Приподняла и – с чего, почему! – опять ее, второй или третий раз сегодня, откинуло к прошлому.

Она подумала: догадался или нет тогда Павел насчет Олеши? Во всяком случае, назавтра, утром, когда она пришла домой, он ничем не выдал себя. Ни единого попрека, ни единого вопроса. Только, может, в ту минуту, когда заговорил о бане, немного скосил в сторону глаза.

– У нас баня сегодня, – сказал ей тогда Павел. – Когда пойдешь? Может, в первый жар?

– В первый, – сказала Пелагея.

И в то утро она два березовых веника исхлестала о себя. Жарилась, парилась, чтобы не только грязи на теле – в памяти следа не осталось от той ночи.

Но след остался. И мало того что она сейчас совсем некстати подумала о том, знал или не знал Павел про ее грех. Это еще пустяк – кому важно теперь то, что было столько лет назад. А как быть, ежели время от времени, глядя на свою дочь, ты начинаешь думать об Олеше, по-матерински высчитывать сроки?

Конечно, восьмимесячные не рождаются, да и какая мать не знает, кто отец ее ребенка, но откуда у девки такая шальная кровь? Почему она смалу за гулянкой гонится. Раньше, до нынешнего дня, она не сомневалась: в тетушку Анисью Алька, от нее кипяток в крови, потому и невзлюбила ту, а сейчас и этой уверенности не было.

Пелагея полежала еще сколько-то, повертела подушку под разгоряченной головой и встала. Все равно не заснуть теперь. До тех пор не заснуть, пока не взглянет на Альку.

8

Первый раз Пелагея накрыла Альку за шалостью, когда та училась еще в пятом классе. Зимой, в Женский день. В тот день как раз случилась у них беда – Манька, корова, заболела. Ветеринара дома нету – в районе. Что делать?

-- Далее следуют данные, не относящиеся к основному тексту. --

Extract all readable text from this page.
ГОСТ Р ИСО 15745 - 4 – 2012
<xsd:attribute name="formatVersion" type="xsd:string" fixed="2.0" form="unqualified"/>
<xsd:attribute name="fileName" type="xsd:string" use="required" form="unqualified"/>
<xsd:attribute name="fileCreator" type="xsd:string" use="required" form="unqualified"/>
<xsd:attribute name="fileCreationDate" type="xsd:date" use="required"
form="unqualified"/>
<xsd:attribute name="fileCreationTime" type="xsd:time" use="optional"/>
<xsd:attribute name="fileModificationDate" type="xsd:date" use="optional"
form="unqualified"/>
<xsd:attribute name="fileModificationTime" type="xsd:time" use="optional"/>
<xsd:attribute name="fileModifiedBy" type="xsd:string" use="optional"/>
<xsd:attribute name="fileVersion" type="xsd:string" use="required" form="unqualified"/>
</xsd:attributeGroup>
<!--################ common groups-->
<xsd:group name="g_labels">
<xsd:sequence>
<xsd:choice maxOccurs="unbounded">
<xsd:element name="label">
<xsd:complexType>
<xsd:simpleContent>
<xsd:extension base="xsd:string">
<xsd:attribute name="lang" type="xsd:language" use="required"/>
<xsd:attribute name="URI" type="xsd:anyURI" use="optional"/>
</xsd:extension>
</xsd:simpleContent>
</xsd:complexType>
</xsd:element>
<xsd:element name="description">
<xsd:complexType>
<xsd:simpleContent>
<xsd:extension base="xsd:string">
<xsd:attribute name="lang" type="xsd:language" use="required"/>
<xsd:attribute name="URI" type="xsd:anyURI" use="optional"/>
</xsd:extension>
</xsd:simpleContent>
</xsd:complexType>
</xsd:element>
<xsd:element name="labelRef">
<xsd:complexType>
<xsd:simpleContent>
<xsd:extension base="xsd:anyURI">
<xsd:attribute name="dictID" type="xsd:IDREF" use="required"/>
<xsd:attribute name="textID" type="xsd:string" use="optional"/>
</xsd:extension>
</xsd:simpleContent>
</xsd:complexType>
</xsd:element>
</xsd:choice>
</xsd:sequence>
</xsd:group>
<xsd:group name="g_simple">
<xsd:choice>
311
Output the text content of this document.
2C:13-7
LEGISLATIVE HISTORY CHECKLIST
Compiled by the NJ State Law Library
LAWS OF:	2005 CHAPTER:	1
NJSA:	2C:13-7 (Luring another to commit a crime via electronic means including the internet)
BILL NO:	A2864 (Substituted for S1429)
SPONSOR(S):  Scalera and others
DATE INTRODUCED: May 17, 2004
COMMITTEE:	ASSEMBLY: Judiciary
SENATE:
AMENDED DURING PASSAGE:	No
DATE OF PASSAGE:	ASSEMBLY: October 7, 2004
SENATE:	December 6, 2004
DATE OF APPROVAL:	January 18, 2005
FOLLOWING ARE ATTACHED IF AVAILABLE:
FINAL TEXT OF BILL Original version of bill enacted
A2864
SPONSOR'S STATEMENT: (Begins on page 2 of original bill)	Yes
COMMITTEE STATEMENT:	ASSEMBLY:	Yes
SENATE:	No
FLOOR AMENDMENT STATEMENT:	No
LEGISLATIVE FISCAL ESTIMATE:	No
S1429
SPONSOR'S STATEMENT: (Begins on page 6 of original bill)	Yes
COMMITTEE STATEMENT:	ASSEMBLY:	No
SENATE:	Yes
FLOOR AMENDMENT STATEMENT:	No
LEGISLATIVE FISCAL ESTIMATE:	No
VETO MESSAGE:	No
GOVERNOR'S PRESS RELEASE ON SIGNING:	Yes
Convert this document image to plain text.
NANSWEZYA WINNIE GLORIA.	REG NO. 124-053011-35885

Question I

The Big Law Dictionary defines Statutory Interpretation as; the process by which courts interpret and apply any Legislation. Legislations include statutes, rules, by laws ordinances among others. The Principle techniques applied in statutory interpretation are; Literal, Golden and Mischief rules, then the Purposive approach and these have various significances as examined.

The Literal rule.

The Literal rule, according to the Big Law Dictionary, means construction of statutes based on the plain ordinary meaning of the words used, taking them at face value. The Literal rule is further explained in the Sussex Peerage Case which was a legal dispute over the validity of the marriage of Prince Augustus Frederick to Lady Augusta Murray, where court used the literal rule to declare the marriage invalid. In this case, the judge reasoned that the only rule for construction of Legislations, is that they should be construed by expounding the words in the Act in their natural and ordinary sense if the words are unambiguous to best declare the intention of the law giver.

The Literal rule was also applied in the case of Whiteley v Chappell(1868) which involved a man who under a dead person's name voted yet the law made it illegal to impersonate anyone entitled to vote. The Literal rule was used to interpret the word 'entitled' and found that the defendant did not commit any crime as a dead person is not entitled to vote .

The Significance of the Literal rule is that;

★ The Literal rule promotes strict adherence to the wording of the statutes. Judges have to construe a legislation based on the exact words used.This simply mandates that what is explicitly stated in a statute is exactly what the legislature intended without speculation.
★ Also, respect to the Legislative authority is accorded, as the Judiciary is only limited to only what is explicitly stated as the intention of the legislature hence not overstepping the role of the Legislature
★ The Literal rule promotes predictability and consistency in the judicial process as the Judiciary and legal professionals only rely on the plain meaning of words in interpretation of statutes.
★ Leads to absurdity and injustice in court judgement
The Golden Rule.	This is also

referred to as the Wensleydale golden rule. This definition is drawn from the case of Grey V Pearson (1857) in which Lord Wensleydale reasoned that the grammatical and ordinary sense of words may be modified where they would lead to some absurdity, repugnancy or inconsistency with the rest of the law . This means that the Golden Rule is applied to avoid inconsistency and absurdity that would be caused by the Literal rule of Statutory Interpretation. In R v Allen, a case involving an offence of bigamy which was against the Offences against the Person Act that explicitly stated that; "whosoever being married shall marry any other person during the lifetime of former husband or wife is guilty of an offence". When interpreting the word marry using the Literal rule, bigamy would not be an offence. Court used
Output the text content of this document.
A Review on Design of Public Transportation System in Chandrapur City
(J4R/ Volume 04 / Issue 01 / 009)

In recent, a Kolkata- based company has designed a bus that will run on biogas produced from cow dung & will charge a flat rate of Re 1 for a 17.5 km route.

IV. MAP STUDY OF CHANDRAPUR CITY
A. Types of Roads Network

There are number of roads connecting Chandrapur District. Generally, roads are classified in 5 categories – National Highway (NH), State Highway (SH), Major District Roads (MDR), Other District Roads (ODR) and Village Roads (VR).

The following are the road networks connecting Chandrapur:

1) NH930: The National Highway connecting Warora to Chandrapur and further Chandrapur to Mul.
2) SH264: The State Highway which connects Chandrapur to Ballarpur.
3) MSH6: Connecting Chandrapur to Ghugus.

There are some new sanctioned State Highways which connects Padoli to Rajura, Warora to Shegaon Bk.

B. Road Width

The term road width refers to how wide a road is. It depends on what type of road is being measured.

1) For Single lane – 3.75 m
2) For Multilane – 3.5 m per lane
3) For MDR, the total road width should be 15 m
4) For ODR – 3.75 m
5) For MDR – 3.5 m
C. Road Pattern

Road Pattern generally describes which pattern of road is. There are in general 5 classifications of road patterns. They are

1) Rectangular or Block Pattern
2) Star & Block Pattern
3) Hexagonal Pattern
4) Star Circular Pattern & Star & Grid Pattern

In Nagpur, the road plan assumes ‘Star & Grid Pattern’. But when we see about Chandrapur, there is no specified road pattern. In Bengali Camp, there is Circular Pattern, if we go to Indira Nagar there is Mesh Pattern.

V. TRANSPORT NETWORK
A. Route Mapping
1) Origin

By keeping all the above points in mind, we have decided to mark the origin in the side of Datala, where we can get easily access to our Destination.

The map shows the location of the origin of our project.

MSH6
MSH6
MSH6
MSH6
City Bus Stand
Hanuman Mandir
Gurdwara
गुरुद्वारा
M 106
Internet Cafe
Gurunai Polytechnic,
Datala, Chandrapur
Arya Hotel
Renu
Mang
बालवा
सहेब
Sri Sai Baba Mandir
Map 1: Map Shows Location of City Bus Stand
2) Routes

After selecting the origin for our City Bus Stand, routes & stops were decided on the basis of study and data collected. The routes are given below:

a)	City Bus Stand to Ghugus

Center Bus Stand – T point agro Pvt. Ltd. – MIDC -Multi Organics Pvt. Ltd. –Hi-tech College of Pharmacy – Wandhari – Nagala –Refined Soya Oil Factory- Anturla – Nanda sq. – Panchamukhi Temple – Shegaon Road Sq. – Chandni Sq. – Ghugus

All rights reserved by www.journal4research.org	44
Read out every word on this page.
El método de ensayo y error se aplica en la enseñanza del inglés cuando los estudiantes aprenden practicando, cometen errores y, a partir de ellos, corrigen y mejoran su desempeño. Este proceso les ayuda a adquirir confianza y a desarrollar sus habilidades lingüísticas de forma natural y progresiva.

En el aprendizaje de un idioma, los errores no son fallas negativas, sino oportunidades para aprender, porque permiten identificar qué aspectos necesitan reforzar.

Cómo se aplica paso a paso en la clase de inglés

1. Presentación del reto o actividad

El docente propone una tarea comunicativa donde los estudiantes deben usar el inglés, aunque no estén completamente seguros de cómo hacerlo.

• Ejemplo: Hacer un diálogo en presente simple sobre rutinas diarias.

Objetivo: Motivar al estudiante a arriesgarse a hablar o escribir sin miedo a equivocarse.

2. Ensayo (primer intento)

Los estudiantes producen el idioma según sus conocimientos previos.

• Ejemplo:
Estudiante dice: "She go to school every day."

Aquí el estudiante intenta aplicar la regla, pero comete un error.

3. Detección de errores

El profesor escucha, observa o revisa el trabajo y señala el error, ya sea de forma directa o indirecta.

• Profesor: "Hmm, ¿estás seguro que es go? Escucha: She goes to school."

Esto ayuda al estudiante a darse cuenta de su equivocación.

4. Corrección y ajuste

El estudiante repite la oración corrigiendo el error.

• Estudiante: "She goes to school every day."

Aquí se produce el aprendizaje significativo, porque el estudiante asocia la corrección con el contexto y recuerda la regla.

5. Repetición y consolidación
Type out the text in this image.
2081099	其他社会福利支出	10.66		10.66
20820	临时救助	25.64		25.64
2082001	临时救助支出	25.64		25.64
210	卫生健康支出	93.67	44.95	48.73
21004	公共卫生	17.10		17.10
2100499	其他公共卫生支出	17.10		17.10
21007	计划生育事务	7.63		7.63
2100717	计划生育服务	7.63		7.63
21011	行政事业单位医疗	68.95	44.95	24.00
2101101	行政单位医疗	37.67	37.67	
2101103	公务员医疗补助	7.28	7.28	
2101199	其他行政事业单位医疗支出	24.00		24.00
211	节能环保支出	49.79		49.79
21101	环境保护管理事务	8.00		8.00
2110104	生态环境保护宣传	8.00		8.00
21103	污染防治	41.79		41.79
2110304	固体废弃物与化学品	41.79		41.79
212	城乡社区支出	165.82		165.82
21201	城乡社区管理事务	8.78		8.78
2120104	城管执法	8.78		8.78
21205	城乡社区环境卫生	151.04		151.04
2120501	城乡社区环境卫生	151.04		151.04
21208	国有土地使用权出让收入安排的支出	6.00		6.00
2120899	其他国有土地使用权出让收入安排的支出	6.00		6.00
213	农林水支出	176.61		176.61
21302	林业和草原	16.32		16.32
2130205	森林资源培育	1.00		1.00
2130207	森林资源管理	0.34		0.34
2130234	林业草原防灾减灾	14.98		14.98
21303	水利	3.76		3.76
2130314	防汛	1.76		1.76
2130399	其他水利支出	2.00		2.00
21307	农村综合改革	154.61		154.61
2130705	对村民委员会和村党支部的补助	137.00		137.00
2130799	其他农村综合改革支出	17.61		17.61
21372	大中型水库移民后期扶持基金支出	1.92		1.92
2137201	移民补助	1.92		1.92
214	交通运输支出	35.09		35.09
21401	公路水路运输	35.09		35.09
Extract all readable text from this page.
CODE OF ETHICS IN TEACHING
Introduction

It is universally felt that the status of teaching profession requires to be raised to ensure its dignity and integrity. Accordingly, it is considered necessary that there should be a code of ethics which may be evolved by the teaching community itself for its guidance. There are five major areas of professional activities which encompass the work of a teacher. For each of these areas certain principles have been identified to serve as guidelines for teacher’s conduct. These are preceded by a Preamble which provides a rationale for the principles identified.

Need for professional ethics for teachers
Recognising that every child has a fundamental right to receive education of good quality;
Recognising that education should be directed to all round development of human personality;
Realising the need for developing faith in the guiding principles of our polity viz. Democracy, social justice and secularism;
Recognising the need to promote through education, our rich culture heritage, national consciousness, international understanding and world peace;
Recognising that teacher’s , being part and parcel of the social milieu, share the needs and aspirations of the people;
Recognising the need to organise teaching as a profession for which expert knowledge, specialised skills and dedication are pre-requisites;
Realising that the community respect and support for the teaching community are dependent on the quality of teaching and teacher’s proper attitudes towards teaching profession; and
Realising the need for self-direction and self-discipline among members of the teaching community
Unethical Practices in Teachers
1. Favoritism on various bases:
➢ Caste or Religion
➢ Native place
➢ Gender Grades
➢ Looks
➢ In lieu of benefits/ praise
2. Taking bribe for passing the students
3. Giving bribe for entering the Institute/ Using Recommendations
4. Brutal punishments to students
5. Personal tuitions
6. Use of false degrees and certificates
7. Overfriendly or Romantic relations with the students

Вспомнили про молодого зоотехника – все больше понимает, чем они сами. И вот с этим-то молодым зоотехником Пелагея и накрыла свою дочь. Целуются!

С зоотехником разговор был короток. Зоотехника заслали в самую распродальнюю дыру в районе – в силе она в ту пору была. А дочь родную куда сошлешь?

Била, говорила по-хорошему – все напрасно. Кого где не видели под углом да за огородой, а Альку обязательно. И если бы сейчас, к примеру, Пелагея натолкнулась на нее с парнем возле бани или амбара, она бы не подняла крик от неожиданности...

У клуба стоном стонала земля – такого многолюдья она давно уже не видела в своей деревне. А со стороны подгорья подходили все новые и новые люди.

– Сватья, сватьюшка! А я ведь к тебе собралась. Где, говорю, у вас Прокопьевна? Куда вы ее подевали?

Пелагея готова была разорвать свою сватьюшку, сестру жены двоюродного брата из соседней деревни, – так уж не к месту да не ко времени была эта встреча! А заговорила, конечно, по-другому, так, как будто и человека для нее дороже на свете нет, чем эта краснорожая баба с хмельными глазами.

– Здорово, здорово, сватьюшка! – сказала нараспев Пелагея да еще поклонилась: вот мы как свою родню почитаем. – На привете да на памяти спасибо, Анна Матвеевна, а худо, видно, к нам собиралась. Не за горами, не за морями живем. За ночь-то, думаю, всяко можно попасть...

В общем, сказала все то, что положено сказать в этом случае, и даже больше, потому что та дура пьяная кинулась обнимать да целовать ее, а потом потащила в круг.

– Посмотри, посмотри на свою дочерь! Я посмотрела – глазам легче стало. Вот какая она у тебя красавица!

Так Пелагея и въехала в молодежный круг в обнимку со сватьей-пьяницей. Не закричишь: "Отстань, дура пьяная", когда народ кругом. А через минуту она сама, по своей доброй воле, обнимала сватью. Не думала, не думала, что у нее в таком почете Алька.

13

Пелагея за этот месяц помолодела и душой и телом.

Нет, нет, не отросли заново волосы, не налились щеки румянцем, а чувствовала себя так, будто молодость вернулась к ней. Будто сама она влюблена.

Да, обнималась и целовалась с Владиком Алька (как уж не целовалась с таким молодцом, раз для своих, деревенских, рот полым держала), а волновалась-то она, Пелагея. Так волновалась, как не волновалась, когда сама в невестах ходила. Да и какие волненья тогда могли быть? Павел хоть и из хорошей семьи (по старым временам у Амосовых первое житье по деревне считалось), а робок был. Сразу ей отдался в руки.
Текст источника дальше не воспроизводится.